Question

In the esterification \[{C_2}{H_5}OH\left( l \right) + C{H_3}COOH\left( l \right) \rightleftharpoons C{H_3}COO{C_2}{H_5}\left( l \right) + {H_{2}}O\left( l \right)\;\] an equimolar mixture of alcohol and acid taken initially yields under equilibrium, the water with mole fraction \[ = {\text{ }}0.333\] Calculate the equilibrium constant:
A) \[K = 2\]
B) \[K = 4\]
C) \[K = 8\]
D) None of these.

Answer 1

Hint:In a chemical reaction, when both the reactants and the products are in a concentration which does not change with time any more, it is said to be in a state of chemical equilibrium. Here to calculate the equilibrium constant \[\left( {{K_c}} \right)\] using the equation of equilibrium concentration.

Complete answer:
When the chemical is in equilibrium, the ratio of the products to the reactants is called equilibrium constant. For a general reaction, \[aA\; + \;bB\; \rightleftarrows cC\; + \;dD\]
If, The reaction is in equilibrium \[\left( {{K_c}} \right)\] = equilibrium constant
\[\left( {{K_c}} \right)\] = \[{\text{ }}\dfrac{{{{\left[ A \right]}^a}{{\left[ B \right]}^b}}}{{\;{{\left[ C \right]}^c}{{\left[ D \right]}^d}}}\]
We will begin this problem by calculating the changes in concentration as the system goes to equilibrium. Then we determine the equilibrium concentrations and, finally, the equilibrium constant.
Let initially, \[1{\text{ }}mole\] of ethanol and \[1{\text{ }}mole\] of acetic acid be present.
Let \[x{\text{ }}moles\] of ethanol react with \[x{\text{ }}moles\] of acetic acid to reach equilibrium.
Now, In the esterification process
\[{C_2}{H_5}OH\left( l \right) + C{H_3}COOH\left( l \right) \rightleftharpoons C{H_3}COO{C_2}{H_5}\left( l \right) + {H_{2}}O\left( l \right)\;\]

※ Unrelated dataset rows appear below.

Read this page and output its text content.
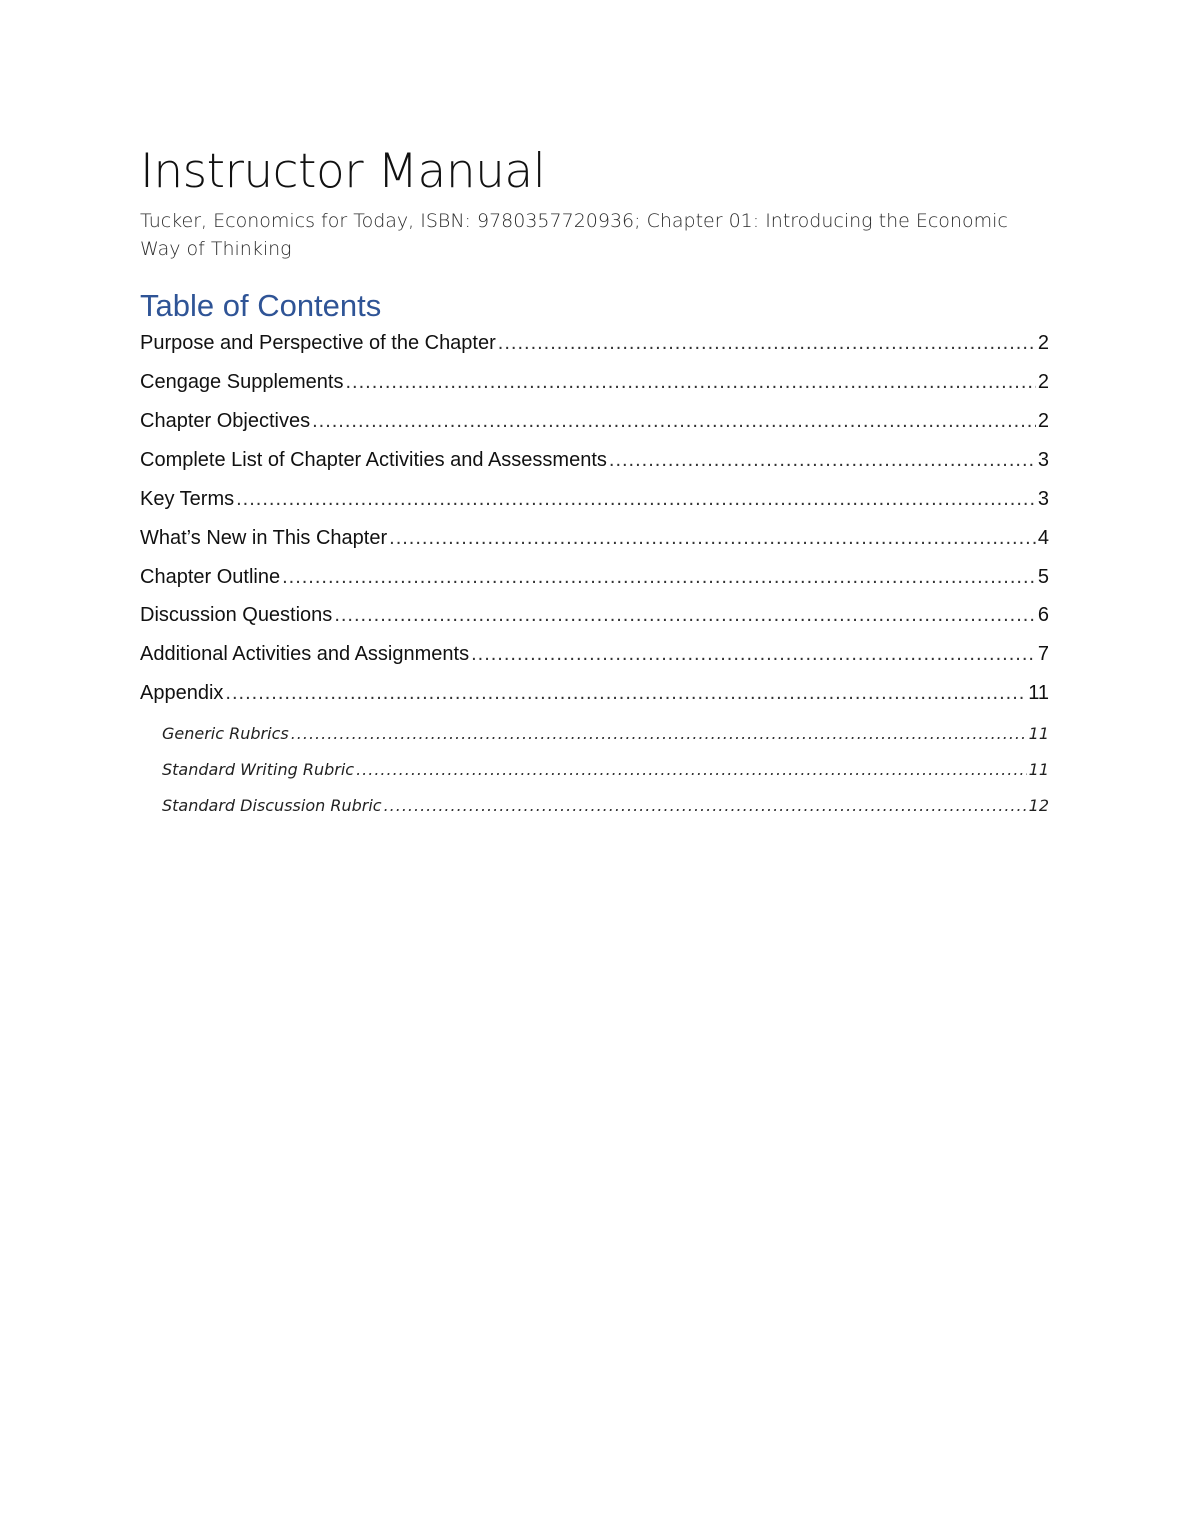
Instructor Manual
Tucker, Economics for Today, ISBN: 9780357720936; Chapter 01: Introducing the Economic Way of Thinking
Table of Contents
Purpose and Perspective of the Chapter .....	2
Cengage Supplements .....	2
Chapter Objectives .....	2
Complete List of Chapter Activities and Assessments .....	3
Key Terms .....	3
What’s New in This Chapter .....	4
Chapter Outline .....	5
Discussion Questions .....	6
Additional Activities and Assignments .....	7
Appendix .....	11
Generic Rubrics .....	11
Standard Writing Rubric .....	11
Standard Discussion Rubric .....	12
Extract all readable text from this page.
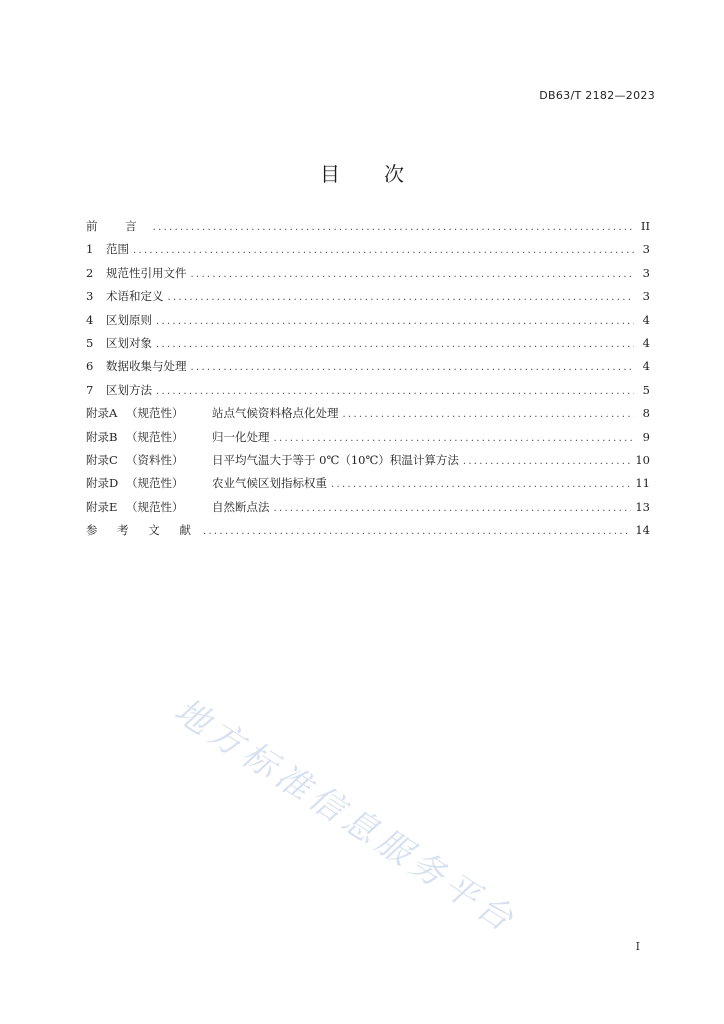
DB63/T 2182—2023
目 次
前 言 .....	II
1	范围 .....	3
2	规范性引用文件 .....	3
3	术语和定义 .....	3
4	区划原则 .....	4
5	区划对象 .....	4
6	数据收集与处理 .....	4
7	区划方法 .....	5
附录A （规范性）	站点气候资料格点化处理 .....	8
附录B （规范性）	归一化处理 .....	9
附录C （资料性）	日平均气温大于等于 0℃（10℃）积温计算方法 .....	10
附录D （规范性）	农业气候区划指标权重 .....	11
附录E （规范性）	自然断点法 .....	13
参 考 文 献 .....	14
地方标准信息服务平台
I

	\[{C_2}{H_5}OH\]	CH3COOH	CH3COOC2H5	H2O
Initial Moles	\[1\]	\[1\]	\[0\]	0
Moles at equilibrium	\[(1 - x)\]	\[(1 - x)\]	\[x\]	\[x\]

The total number of moles at equilibrium = \[\left( {1 - x + \;1 - x{\text{ }} + {\text{ }}x{\text{ }} + {\text{ }}x{\text{ }}} \right){\text{ }} = {\text{ }}2\]
Given, the mole fraction of water is \[ = {\text{ }}0.333\]
The mole fraction of water at equilibrium is =\[{\text{ }}\dfrac{x}{2}\]
So mole fraction of water, \[\dfrac{x}{2} = 0.333\]
\[\Rightarrow x = 2{\text{ }} \times 0.333 = 0.666\]
Hence, \[x\; = 0.666\;\] and \[\left( {1 - x} \right) = 0.334\]
The equilibrium constant expression is
\[\Rightarrow Kc\; = \;\dfrac{{\left[ {C{H_3}COO{C_2}{H_5}} \right]{\text{ }}\left[ {{H_2}O} \right]}}{{\left[ {{C_2}{H_5}OH} \right]{\text{ }}\left[ {C{H_3}COOH} \right]}}\;\]= \[\dfrac{{\left[ {0.666} \right]{\text{ }}\left[ {0.666} \right]}}{{\left[ {0.334} \right]{\text{ }}\left[ {0.334} \right]}}\;\] = \[4\]

So the correct option is option B. \[K = 4\]

Note:
It is reaction specific and at a constant temperature, it is fixed. A catalyst changes the rate of forward and backward reactions equally not to affect the value of the equilibrium constant. Factors that affect equilibrium constant are: Change in concentration of any product or reactant, Change in temperature of the system.